Quando ele foi embora, ela ficou assim pela metade. Sem vontade de estar inteira e se entregar para a vida. Só atravessava a rua na faixa de pedestres, e tinha muita pressa de não fazer nada. Quando ele foi embora, ela deixou de subir  no pé de manga e de andar na enxurrada sem pressa, sentindo a água fria molhando os pés e fazendo cócegas no seu dedo mindinho. Deixou até de encher as mãos no barro da beira do rio, e mergulhar com os peixinhos. Como faziam os dois. Nus. Se os curiosos não estavam de olho neles. Seu tesão escorreu pelos dedos e se perdeu num mundo comportado de terno e gravata. Só porque ele foi embora.
Me esqueci de dizer que, quando ele foi embora, levou as cores, porque não sei se sabem, ele era colorido e tinha uma luz intensa. Tanta. Que ela viveu enganada, roubando alguns bocados da sua cor, e iluminada com alguns restos do seu brilho.
Quando ele foi embora, ela desenhou rugas nas faces e encheu de algodão os seus cabelos. Guardou as emoções no fundo do armário e deu de economizar as palavras.
É isso. Ele era feito de palavras  e quando se foi, elas ficaram esparramadas pela casa num abandono de fazer dó.
No princípio, ela juntou as palavras e guardou tudo em sacos espalhados pela casa. Pensou em doar, mas não o fez, não se sabe porquê. Virou acumuladora. E as palavras ficaram ali, amontoando poeira e  insetos. Traças e troços de um passado que não desgrudava da pele, como sujeira acumulada. Os amigos se preocupavam, a vizinhança olhava de banda e ameaçava um abaixo assinado , com medo do contágio.Do abandono, mais que da sujeira.
Mas sem chance. Depois que ele foi embora, não dava pra jogar fora seus restos, aquelas palavras de estimação. Palavras ditas e escritas por ele, palavras trocadas em momentos tão significativos e degustadas no molho suave ou picante do amor. Palavras tão íntimas. Difícil se separar delas.
O apartamento era pequeno. Não cabia tanta bagagem. As portas já não fechavam. Precisava com urgência fazer uma triagem.Tentou desapegar. Timidamente a princípio. A bem da verdade, inúmeras vezes, tentou camuflar, tapear, enrolar esse esvaziamento. Mas aprendeu cedo que  palavras não suportam ser enganadas. Elas cobram autenticidade. Elas exigem que quem as manipula, mostre a  cara. Por mais que se resista, elas exigem liberdade.

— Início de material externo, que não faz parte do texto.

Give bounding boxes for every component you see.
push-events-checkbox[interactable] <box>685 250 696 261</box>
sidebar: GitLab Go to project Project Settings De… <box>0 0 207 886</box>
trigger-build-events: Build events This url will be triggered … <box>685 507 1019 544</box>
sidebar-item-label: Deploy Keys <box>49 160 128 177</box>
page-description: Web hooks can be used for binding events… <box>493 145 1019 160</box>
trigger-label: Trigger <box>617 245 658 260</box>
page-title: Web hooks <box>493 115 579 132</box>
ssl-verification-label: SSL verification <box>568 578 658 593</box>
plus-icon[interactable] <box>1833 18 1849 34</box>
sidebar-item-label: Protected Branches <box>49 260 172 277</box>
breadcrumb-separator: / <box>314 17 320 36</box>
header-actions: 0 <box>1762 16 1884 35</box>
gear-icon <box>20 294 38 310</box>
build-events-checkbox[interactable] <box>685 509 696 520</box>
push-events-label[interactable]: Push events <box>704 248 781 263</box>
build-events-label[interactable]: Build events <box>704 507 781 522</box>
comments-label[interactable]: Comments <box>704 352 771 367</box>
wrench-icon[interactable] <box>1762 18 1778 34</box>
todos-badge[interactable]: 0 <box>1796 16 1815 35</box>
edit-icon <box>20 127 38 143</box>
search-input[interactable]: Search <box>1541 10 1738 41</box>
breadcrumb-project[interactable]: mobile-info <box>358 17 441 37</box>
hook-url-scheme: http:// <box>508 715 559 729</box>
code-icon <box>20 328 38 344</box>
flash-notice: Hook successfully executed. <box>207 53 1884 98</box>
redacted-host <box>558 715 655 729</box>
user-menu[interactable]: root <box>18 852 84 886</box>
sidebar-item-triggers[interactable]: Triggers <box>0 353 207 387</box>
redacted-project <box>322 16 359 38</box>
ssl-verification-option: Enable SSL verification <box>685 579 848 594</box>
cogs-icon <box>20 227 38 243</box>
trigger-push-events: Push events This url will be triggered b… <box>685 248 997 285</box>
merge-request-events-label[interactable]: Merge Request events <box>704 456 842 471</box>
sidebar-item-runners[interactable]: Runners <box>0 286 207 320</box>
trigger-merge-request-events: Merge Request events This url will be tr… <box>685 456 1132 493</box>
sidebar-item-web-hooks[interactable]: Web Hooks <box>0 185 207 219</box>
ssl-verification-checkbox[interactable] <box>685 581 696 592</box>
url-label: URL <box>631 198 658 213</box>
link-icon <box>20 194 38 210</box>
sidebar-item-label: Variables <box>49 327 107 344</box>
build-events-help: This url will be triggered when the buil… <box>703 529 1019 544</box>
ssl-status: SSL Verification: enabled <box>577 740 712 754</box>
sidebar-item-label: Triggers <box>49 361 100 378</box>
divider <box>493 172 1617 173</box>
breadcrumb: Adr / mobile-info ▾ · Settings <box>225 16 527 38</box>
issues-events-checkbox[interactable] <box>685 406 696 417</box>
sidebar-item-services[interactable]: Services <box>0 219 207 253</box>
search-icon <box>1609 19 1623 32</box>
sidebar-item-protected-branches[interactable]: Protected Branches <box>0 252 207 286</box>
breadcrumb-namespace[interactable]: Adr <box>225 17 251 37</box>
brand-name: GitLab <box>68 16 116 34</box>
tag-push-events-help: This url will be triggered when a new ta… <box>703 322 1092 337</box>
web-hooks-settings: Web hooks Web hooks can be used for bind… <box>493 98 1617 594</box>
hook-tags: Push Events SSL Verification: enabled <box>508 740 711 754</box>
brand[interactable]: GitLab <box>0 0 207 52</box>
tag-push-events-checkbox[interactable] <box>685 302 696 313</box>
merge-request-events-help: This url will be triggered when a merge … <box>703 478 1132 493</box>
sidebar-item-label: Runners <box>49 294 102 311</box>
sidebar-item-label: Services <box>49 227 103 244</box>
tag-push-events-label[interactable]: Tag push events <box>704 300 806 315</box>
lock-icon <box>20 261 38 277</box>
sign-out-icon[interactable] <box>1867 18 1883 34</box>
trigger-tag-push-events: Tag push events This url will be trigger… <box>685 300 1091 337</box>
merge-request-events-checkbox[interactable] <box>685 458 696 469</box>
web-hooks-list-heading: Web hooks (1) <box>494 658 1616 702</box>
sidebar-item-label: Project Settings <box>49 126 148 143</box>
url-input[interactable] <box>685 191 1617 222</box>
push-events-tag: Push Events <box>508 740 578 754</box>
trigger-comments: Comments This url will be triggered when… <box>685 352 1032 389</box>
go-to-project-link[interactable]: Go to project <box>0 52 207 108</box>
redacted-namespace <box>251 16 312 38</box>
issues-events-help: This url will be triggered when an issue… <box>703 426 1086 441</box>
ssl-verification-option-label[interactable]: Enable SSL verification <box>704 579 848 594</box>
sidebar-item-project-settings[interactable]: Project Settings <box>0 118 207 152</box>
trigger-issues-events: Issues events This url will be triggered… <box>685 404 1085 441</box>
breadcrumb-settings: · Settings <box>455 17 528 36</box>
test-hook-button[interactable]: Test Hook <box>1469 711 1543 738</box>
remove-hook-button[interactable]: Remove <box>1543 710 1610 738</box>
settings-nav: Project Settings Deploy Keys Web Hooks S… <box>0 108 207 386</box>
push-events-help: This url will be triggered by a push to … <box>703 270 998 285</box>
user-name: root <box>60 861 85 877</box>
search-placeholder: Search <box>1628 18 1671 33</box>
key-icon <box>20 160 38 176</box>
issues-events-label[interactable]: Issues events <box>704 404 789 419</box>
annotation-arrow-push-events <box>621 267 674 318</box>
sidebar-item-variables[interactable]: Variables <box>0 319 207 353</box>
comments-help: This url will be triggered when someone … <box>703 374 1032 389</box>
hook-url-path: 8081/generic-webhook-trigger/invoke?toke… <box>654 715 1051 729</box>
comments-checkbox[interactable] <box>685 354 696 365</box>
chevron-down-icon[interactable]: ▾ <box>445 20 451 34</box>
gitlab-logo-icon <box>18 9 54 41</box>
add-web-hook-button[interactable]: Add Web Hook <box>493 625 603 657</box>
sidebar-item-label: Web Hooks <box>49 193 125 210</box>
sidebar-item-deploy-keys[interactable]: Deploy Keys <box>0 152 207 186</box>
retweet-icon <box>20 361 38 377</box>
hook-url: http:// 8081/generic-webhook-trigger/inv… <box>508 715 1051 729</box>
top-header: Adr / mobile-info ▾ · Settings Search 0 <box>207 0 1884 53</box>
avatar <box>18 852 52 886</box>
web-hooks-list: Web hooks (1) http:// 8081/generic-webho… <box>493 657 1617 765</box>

Aos poucos foi pegando o jeito. Descobriu que palavras não pertencem a ninguém. Por isso, quando ele se foi, não as carregou consigo, porque elas não se sujeitam a nenhum cabresto. Devagarzinho foi aprendendo a vesti-las com modelos desenhados por ela. Descobriu que podia. Mais. Descobriu que não se guardam palavras cheias de naftalinas em sacos pela casa, talvez num pen drive na cachola, ou na memória de uma vida. Sem formação militar.
Na verdade, não foi nenhuma descoberta notável para a humanidade, essa, de que as palavras não pertencem a ele ou a ninguém. Mas no que lhe diz respeito, foi a travessia do Rubicão. Desde essa data, liberou geral. Sem preconceitos. Na maior curtição. Já as surpreendi até dormindo de conchinha.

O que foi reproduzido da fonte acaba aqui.